As an elected representative for a great many years, I have often been made aware of issues relating to GPs and patient lists. Does the Minister agree that there should be greater co-operation between the Health Department and GPs with regard to their patient lists, and specifically with regard to the transfer of patients?
With regard to the transfer of patients, we are seeking to give greater choice to patients under the modernisation programme so that they can move from one GP, or one GP practice, to another in a way that they cannot do at the moment. That will help to enhance the power of patients to get the GP of their choice and preference.
I am sure that the Minister would agree with me about the importance of addressing alcohol misuse through the alcohol strategy announced last week. On the performance management of GPs, however, does he agree that we need to do more than just monitor how much people drink, and that we need to ensure that GPs are incentivised to tackle the problem drinkers who attend their surgeries?
Yes, my hon. Friend raises an important issue. We must ensure that every contact counts, and that there is greater working between GPs and patients to help to deal with what is a significant problem among certain sections of the community.
The first step that the Government should take is to start listening to doctors. Is it not the case that some senior GPs are now spending as little as one day a week seeing patients because they are too busy working on the Government’s massive NHS upheaval? It is costing the NHS up to £124,000 a year to replace each of those GPs with a locum. That is why the Department’s leaked transition risk register warns that GP leaders are not sufficiently developed to run consortia, and that they might be drawn into managerial processes that drive clinical behaviour, rather than the other way round. The risk rating for that is that it is likely to happen, with major consequences. When is the Minister going to get his head out of the sand and start listening?
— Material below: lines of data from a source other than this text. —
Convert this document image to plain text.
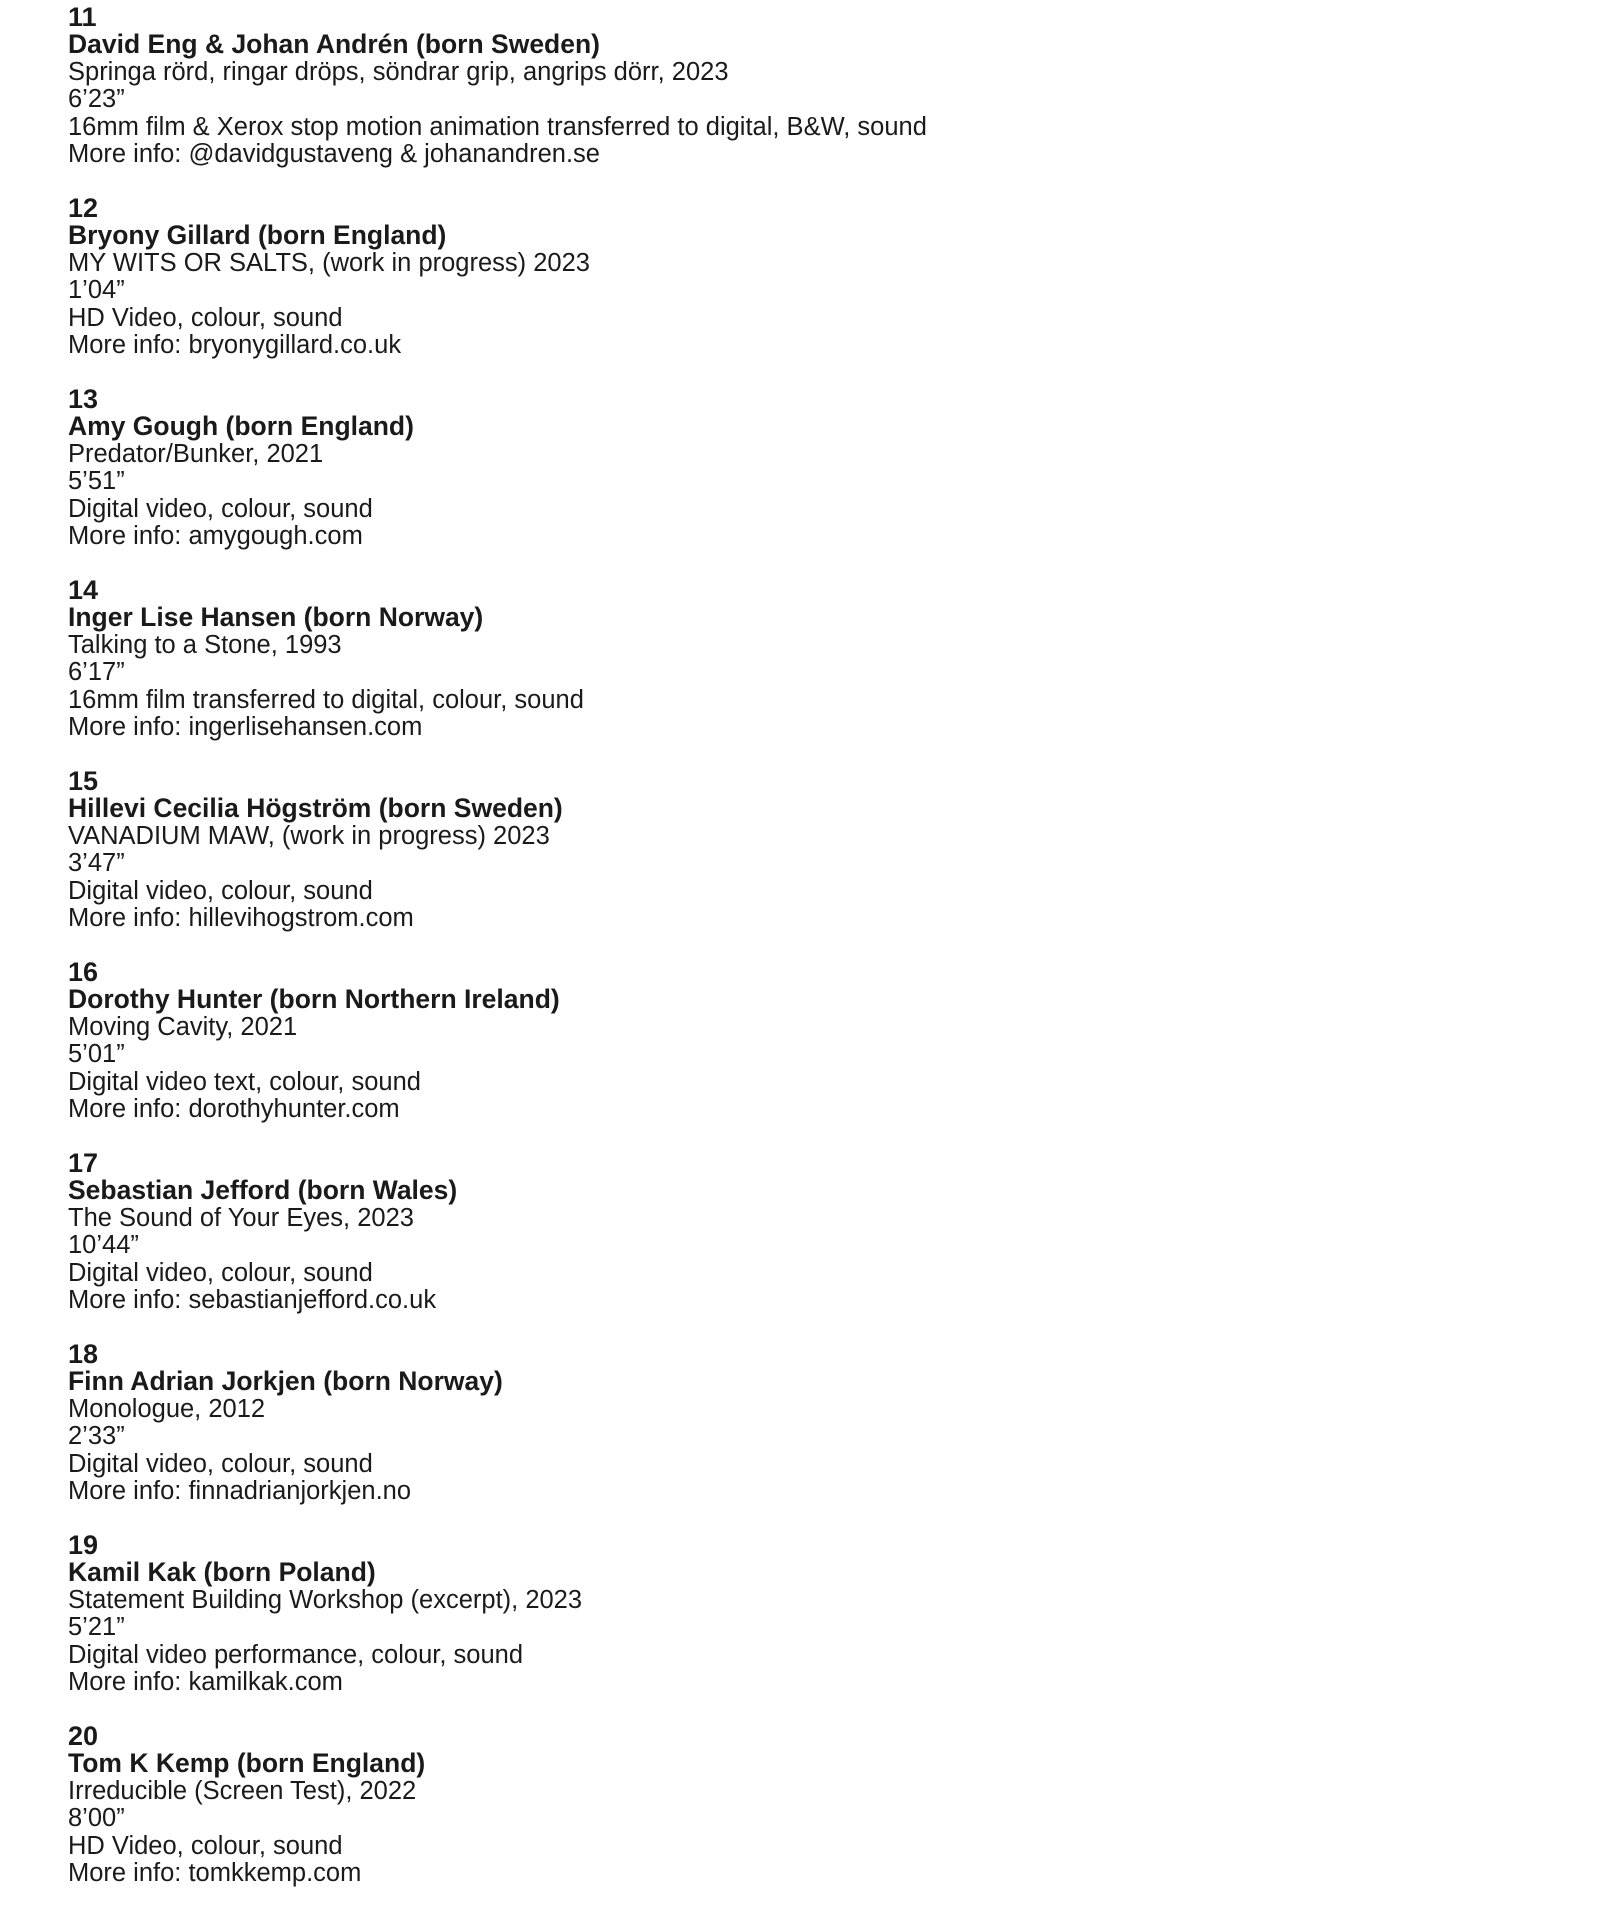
11
David Eng & Johan Andrén (born Sweden)
Springa rörd, ringar dröps, söndrar grip, angrips dörr, 2023
6’23”
16mm film & Xerox stop motion animation transferred to digital, B&W, sound
More info: @davidgustaveng & johanandren.se
12
Bryony Gillard (born England)
MY WITS OR SALTS, (work in progress) 2023
1’04”
HD Video, colour, sound
More info: bryonygillard.co.uk
13
Amy Gough (born England)
Predator/Bunker, 2021
5’51”
Digital video, colour, sound
More info: amygough.com
14
Inger Lise Hansen (born Norway)
Talking to a Stone, 1993
6’17”
16mm film transferred to digital, colour, sound
More info: ingerlisehansen.com
15
Hillevi Cecilia Högström (born Sweden)
VANADIUM MAW, (work in progress) 2023
3’47”
Digital video, colour, sound
More info: hillevihogstrom.com
16
Dorothy Hunter (born Northern Ireland)
Moving Cavity, 2021
5’01”
Digital video text, colour, sound
More info: dorothyhunter.com
17
Sebastian Jefford (born Wales)
The Sound of Your Eyes, 2023
10’44”
Digital video, colour, sound
More info: sebastianjefford.co.uk
18
Finn Adrian Jorkjen (born Norway)
Monologue, 2012
2’33”
Digital video, colour, sound
More info: finnadrianjorkjen.no
19
Kamil Kak (born Poland)
Statement Building Workshop (excerpt), 2023
5’21”
Digital video performance, colour, sound
More info: kamilkak.com
20
Tom K Kemp (born England)
Irreducible (Screen Test), 2022
8’00”
HD Video, colour, sound
More info: tomkkemp.com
Well, that interesting rant bore little relation to the facts—[ Interruption. ] If Mr Reed would just button it for a minute, he will get the answer. The answer is that we are constantly listening to GPs, nurses, consultants and others within the NHS health economy. As we showed during the progress of the Health and Social Care Bill, we listened and we accepted a number of recommendations from the Future Forum and from a number of others, which strengthened and improved the Bill. I have to say that Andrew Gwynne just does not get it.